The next stop on our journey north was Darlington, one of the birthplaces of the modern railway. From here, along the branches to Stockton and Shildon, the Stockton & Darlington railway was the world’s first public railway to use steam locomotives. Opened in 1825, sections of the railway route around here are now 195 years old and most of the original route is still served by Northern on the Tees Valley Line.

Lindisfarne was just about visible as we headed north

Durham was next up on the journey, with its famous Castle and Cathedral which we were able to get a stunning view of as we entered the city. Having been founded over the final resting place of St. Cuthbert, the cathedral has been a centre of pilgrimage since medieval times and in 1986 it, and the adjacent castle, became a UNESCO World Heritage Site. In addition to the World Heritage Site, the whole of the city centre is a conservation zone with a total of 630 listed buildings throughout the city. If you want to see some history, Durham is definitely a place to go!
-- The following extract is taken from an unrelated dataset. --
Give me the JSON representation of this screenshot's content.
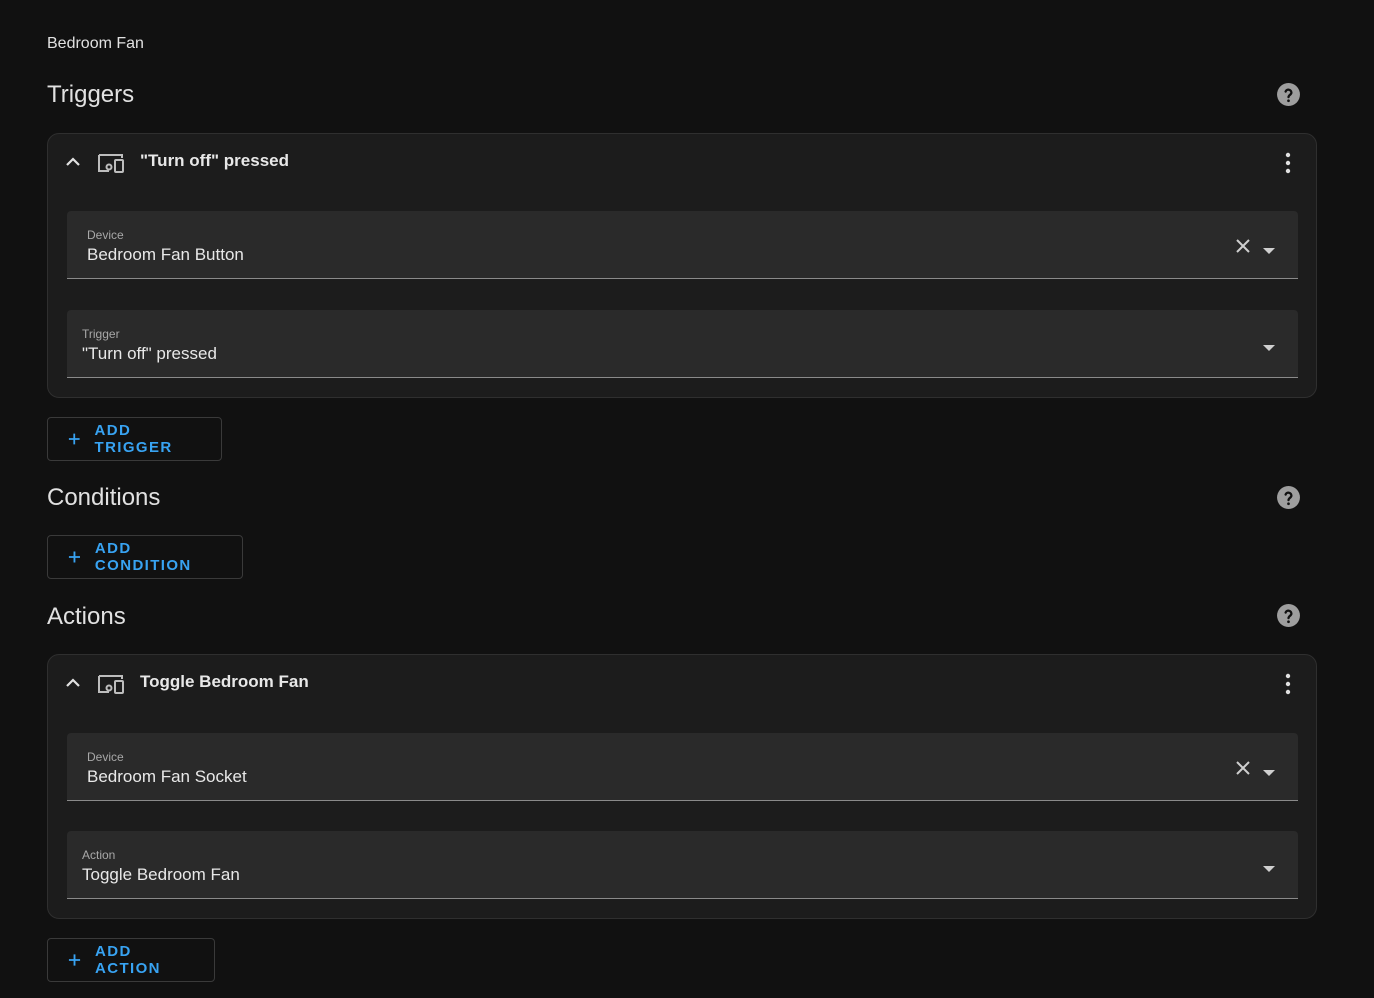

Having passed the Angel of the North (although I missed it as I wasn’t paying attention), the next stop was the city that I always think of when I think about the North-East. Newcastle. On the north bank of the Tyne, Newcastle is a destination on my UK bucket list (you can read my top five here), and as we crossed the river, we got a great view of all the bridge connecting the city with Gateshead to the south of the Tyne. We didn’t get to see much of the city itself from the train as we were on the wrong side, but I’ve got to say that the station itself is rather spectacular.
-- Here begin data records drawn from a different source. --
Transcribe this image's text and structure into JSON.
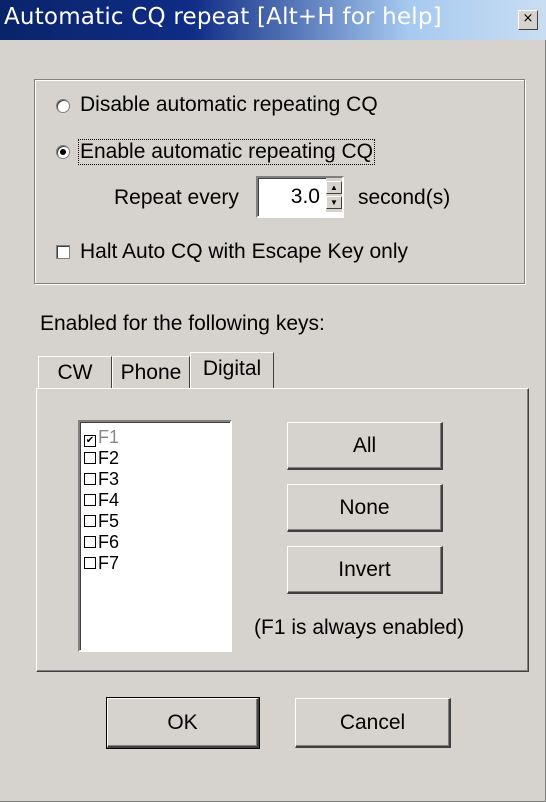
{
  "window": {
    "title": "Automatic CQ repeat [Alt+H for help]",
    "close_glyph": "×"
  },
  "cq_group": {
    "disable_label": "Disable automatic repeating CQ",
    "enable_label": "Enable automatic repeating CQ",
    "selected": "enable",
    "repeat_label": "Repeat every",
    "repeat_value": "3.0",
    "unit_label": "second(s)",
    "halt_label": "Halt Auto CQ with Escape Key only",
    "halt_checked": false
  },
  "keys_section": {
    "heading": "Enabled for the following keys:",
    "tabs": [
      {
        "label": "CW",
        "active": false
      },
      {
        "label": "Phone",
        "active": false
      },
      {
        "label": "Digital",
        "active": true
      }
    ],
    "keys": [
      {
        "label": "F1",
        "checked": true,
        "disabled": true
      },
      {
        "label": "F2",
        "checked": false,
        "disabled": false
      },
      {
        "label": "F3",
        "checked": false,
        "disabled": false
      },
      {
        "label": "F4",
        "checked": false,
        "disabled": false
      },
      {
        "label": "F5",
        "checked": false,
        "disabled": false
      },
      {
        "label": "F6",
        "checked": false,
        "disabled": false
      },
      {
        "label": "F7",
        "checked": false,
        "disabled": false
      }
    ],
    "all_label": "All",
    "none_label": "None",
    "invert_label": "Invert",
    "note": "(F1 is always enabled)"
  },
  "footer": {
    "ok_label": "OK",
    "cancel_label": "Cancel"
  },
  "icons": {
    "radio_selected": "radio-dot",
    "checkbox_checked": "✔",
    "spin_up": "▲",
    "spin_down": "▼"
  }
}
Despite being a grey day, the views of the coast were spectacular

The final two stops for our service before Edinburgh were the Northumberland town of Morpeth and village of Alnmouth. Morpeth has only just had a £2.4 million refurbishment completed with the exterior restored to the original design as a joint project between the Greater Morpeth Development Trust, Northumberland County Council, Northern, NR, the National Lottery Heritage Fund and the Railway Heritage Trust and shows just how much can be achieved when different organisations work together.

Alnmouth is a bit of a railway oddity in that although it is a small ‘local’ station, managed by the local operator, Northern, most of the trains that call there are intercity trains operated by LNER or CrossCountry. With roughly an hourly service, the users of Alnmouth can get direct trains to Edinburgh, Glasgow & Aberdeen to the north and London, Bristol & Penzance to the south. Alnmouth is also the nearest station to the stunning Alnwick Castle, famous in its own right but also for its role as part of Hogwarts in the Harry Potter movies. 
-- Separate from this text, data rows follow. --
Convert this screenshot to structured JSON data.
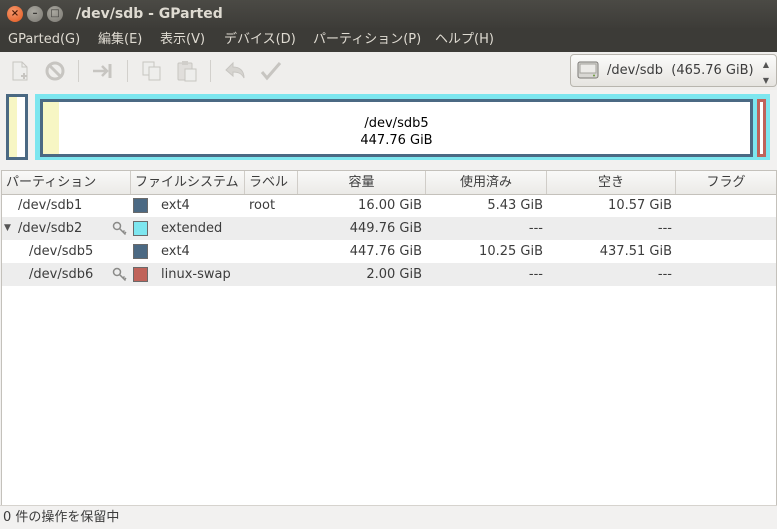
{
  "window": {
    "title": "/dev/sdb - GParted"
  },
  "menu": [
    {
      "label": "GParted(G)"
    },
    {
      "label": "編集(E)"
    },
    {
      "label": "表示(V)"
    },
    {
      "label": "デバイス(D)"
    },
    {
      "label": "パーティション(P)"
    },
    {
      "label": "ヘルプ(H)"
    }
  ],
  "toolbar": {
    "icons": [
      "new-partition-icon",
      "delete-icon",
      "resize-move-icon",
      "copy-icon",
      "paste-icon",
      "undo-icon",
      "apply-icon"
    ]
  },
  "device": {
    "label": "/dev/sdb  (465.76 GiB)"
  },
  "diskmap": {
    "selected_name": "/dev/sdb5",
    "selected_size": "447.76 GiB"
  },
  "table": {
    "headers": [
      "パーティション",
      "ファイルシステム",
      "ラベル",
      "容量",
      "使用済み",
      "空き",
      "フラグ"
    ],
    "rows": [
      {
        "partition": "/dev/sdb1",
        "fs": "ext4",
        "fs_color": "#4b6983",
        "label": "root",
        "size": "16.00 GiB",
        "used": "5.43 GiB",
        "free": "10.57 GiB",
        "flags": "",
        "mounted": false,
        "expander": false
      },
      {
        "partition": "/dev/sdb2",
        "fs": "extended",
        "fs_color": "#7de6ef",
        "label": "",
        "size": "449.76 GiB",
        "used": "---",
        "free": "---",
        "flags": "",
        "mounted": true,
        "expander": true
      },
      {
        "partition": "/dev/sdb5",
        "fs": "ext4",
        "fs_color": "#4b6983",
        "label": "",
        "size": "447.76 GiB",
        "used": "10.25 GiB",
        "free": "437.51 GiB",
        "flags": "",
        "mounted": false,
        "expander": false
      },
      {
        "partition": "/dev/sdb6",
        "fs": "linux-swap",
        "fs_color": "#c0635a",
        "label": "",
        "size": "2.00 GiB",
        "used": "---",
        "free": "---",
        "flags": "",
        "mounted": true,
        "expander": false
      }
    ]
  },
  "status": {
    "text": "0 件の操作を保留中"
  },
  "colors": {
    "ext4": "#4b6983",
    "extended": "#7de6ef",
    "swap": "#c0635a",
    "used": "#f7f6c4"
  }
}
The border town of Berwick-upon-Tweed

As we hugged the Northumberland coast, we were on the wrong side of the train for the best views but were still fortunate to see some stunning scenery. The Holy Isle of Lindisfarne was visible of the coast and by the looks of the sea, was cut off with its causeway underwater as we passed. The border town of Berwick was up next, although we weren’t stopping, with its famous Royal Border Bridge that carries the railway over the River Tweed and Tweed valley.

We toasted Tunnock’s Tea Cakes as we crossed the border into Scotland (I’m not one for stereotypes, but it seemed appropriate) and we were soon speeding through the city suburbs on approach to the end of the first leg of our journey north. Edinburgh is a city I have visited a few times (and written about here) and so the scenery started to become familiar as we approached Waverley station from the east.

The landscape of the Scottish Borders

Arriving into Waverley’s platform 6, I had thoroughly enjoyed my longest rail journey to date and, although very different than usual due to Covid, LNER had certainly lived up to expectations once again. As I was writing this in the middle of Rannoch Moor, I saw that LNER have expanded their catering offering again and so I’m looking forward to seeing how our journey south will compare.

Lounge              0* Seat/Facilities     4* Food                2* Service             5* Punctuality         5* Overall Rating      16/25 (read about my rating system here!)